To start with, we will simply practice computing cross ratio for 4 points on a line.
· Draw a line AB and put two points C and D on it.
· Measure ratio CA/CB as a 3-point ratio thus: Select in order, points C, B, A and the HOLDING DOWN THE SHIFT KEY choose Measure > Ratio.
· Measure DA/DB in the same way. Then use the calculator to compute the ratio of these ratios (CA/CB)/ DA/DB) = R(C, D, A, B) = R(A, B, C, D).
· Drag C and D around and see when the cross-ratio is positive and when it is negative. When is the ratio approximately 1? When is it approximately –1?
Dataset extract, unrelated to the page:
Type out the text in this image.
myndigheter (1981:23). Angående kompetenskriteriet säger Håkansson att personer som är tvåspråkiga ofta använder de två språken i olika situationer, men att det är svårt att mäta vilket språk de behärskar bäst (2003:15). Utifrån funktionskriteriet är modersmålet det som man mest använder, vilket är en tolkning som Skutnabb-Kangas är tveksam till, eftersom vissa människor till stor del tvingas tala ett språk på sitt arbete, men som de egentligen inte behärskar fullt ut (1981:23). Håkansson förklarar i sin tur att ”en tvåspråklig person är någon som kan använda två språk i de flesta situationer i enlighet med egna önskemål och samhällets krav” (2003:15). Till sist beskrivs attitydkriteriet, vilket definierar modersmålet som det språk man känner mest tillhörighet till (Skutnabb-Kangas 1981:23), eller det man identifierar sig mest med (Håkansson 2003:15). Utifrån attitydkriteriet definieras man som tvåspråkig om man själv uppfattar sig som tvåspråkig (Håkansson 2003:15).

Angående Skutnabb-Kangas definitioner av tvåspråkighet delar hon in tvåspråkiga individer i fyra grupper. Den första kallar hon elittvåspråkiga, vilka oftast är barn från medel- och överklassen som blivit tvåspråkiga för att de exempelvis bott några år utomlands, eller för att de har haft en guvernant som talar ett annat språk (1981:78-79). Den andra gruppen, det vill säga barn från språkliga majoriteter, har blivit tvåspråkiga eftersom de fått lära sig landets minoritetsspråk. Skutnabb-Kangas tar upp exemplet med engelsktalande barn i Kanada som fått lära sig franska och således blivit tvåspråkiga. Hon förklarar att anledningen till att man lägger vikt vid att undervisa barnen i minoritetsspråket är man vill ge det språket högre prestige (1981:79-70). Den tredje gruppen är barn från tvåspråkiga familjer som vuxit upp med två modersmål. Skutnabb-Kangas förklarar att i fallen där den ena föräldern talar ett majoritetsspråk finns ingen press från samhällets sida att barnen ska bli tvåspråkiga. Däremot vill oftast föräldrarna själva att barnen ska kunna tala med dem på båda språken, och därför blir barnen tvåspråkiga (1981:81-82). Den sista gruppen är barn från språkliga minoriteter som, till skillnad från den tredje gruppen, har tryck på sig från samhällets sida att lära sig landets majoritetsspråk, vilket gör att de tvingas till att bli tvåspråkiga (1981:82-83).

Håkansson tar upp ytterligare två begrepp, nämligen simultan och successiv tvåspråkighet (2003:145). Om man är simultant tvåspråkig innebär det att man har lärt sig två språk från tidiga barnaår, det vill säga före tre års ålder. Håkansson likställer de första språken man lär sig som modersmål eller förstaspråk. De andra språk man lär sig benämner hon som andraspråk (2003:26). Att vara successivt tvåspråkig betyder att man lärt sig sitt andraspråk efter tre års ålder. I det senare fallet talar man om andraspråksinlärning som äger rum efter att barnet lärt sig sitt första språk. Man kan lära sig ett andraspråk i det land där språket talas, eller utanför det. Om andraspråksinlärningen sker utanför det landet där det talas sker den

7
· Calculate the cross-ratio R(B, A, C, D) and check that it is the reciprocal of the previous cross-ratio.
Carry out the construction from class this morning, starting with collinear A, B, C and constructing a point D on the same line. (This is on the web if you have forgotten.) Then measure the cross-ratio R(A, B, C, D). It should be –1.
· Now in a new sketch, redo this figure starting from a different set of points. Begin with 4 non-collinear points W, X, Y, Z
· Construct (WITH LINES NOT SEGMENTS) all line connecting two of these points (6 in all). This makes a quadrilateral and two diagonals. Intersect these lines as in the figure. Do you recognize this morning's figure inside?
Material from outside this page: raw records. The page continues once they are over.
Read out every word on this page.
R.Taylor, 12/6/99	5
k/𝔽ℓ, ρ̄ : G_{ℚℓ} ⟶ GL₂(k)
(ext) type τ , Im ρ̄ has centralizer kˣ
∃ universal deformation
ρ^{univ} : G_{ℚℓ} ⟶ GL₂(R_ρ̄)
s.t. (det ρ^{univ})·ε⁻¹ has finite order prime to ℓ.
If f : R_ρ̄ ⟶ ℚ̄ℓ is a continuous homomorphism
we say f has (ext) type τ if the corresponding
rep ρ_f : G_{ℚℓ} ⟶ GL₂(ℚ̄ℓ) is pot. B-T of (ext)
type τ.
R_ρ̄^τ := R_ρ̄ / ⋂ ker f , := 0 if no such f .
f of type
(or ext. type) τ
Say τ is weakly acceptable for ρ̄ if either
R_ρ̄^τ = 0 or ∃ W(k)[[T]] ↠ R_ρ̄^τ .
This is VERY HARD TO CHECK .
· On every line in the figure you should be able to find 4 points from intersecting with other lines. In each case, the 4 points should be harmonic. Check this by measuring cross-ratio for several examples.
Cross-ratio involves complicated relationships, but there are several basic points of view that it helps to visualize. Here is one. We will fix 3 points I, O, U and a variable point X and trace the value of the cross ratio R(I, O, U, X).
· In a new sketch, choose Show Axes. Let O and E denote the origin and unit point on the x-axis.
· Place a point P on the y-axis and construct the line through P parallel to the x-axis. Place a point I on this new line.
· Draw line OI. Construct a point X on this line. Draw line PX and let T be the intersection of PX and the x-axis.
· Draw line PE and let U be the intersection of PE and OI.
· Finally, measure the cross-ratio (in order) R(I, O, U, X). Then measure the coordinates of T. You should see a relationship. We will explore this relationship on Friday and beyond. Keep this figure for future reference.
Here is a remarkable ruler construction for tangents that we will want to explain.
· Start with a circle with center O and any point P outside the circle.
· Draw two secant lines PU and PV though P intersecting the circle in AB and CD.
· Then let X and Y be the intersections of AB and AC and BD and AD and BC.
· Draw line XY and intersect with the circle at S and T. Then PS and PT should be tangents! This is a tangent construction that only uses the straightedge.
· Also, the line XY should intersect OP at P', the inversion of P. (Do you see the harmonic construction in this?) Line XY is also perpendicular to OP.
· Move P around, even inside the circle. The line XY is still defined and still contains P'.
· This line XY is called the Polar line of P. An efficient way to construct it is simply as the perpendicular to OP through P'
These are experiments. We will be proving this.
· Start with a circle and a point P and its polar line p. Then construct any point Q on p and its polar line q. Check that P is on q for any choice of Q on p.
· Start with a circle and two points A and B. Construct the polar lines a and b of A and B. Let C be the intersection of a and b. Then the polar line of C is line AB.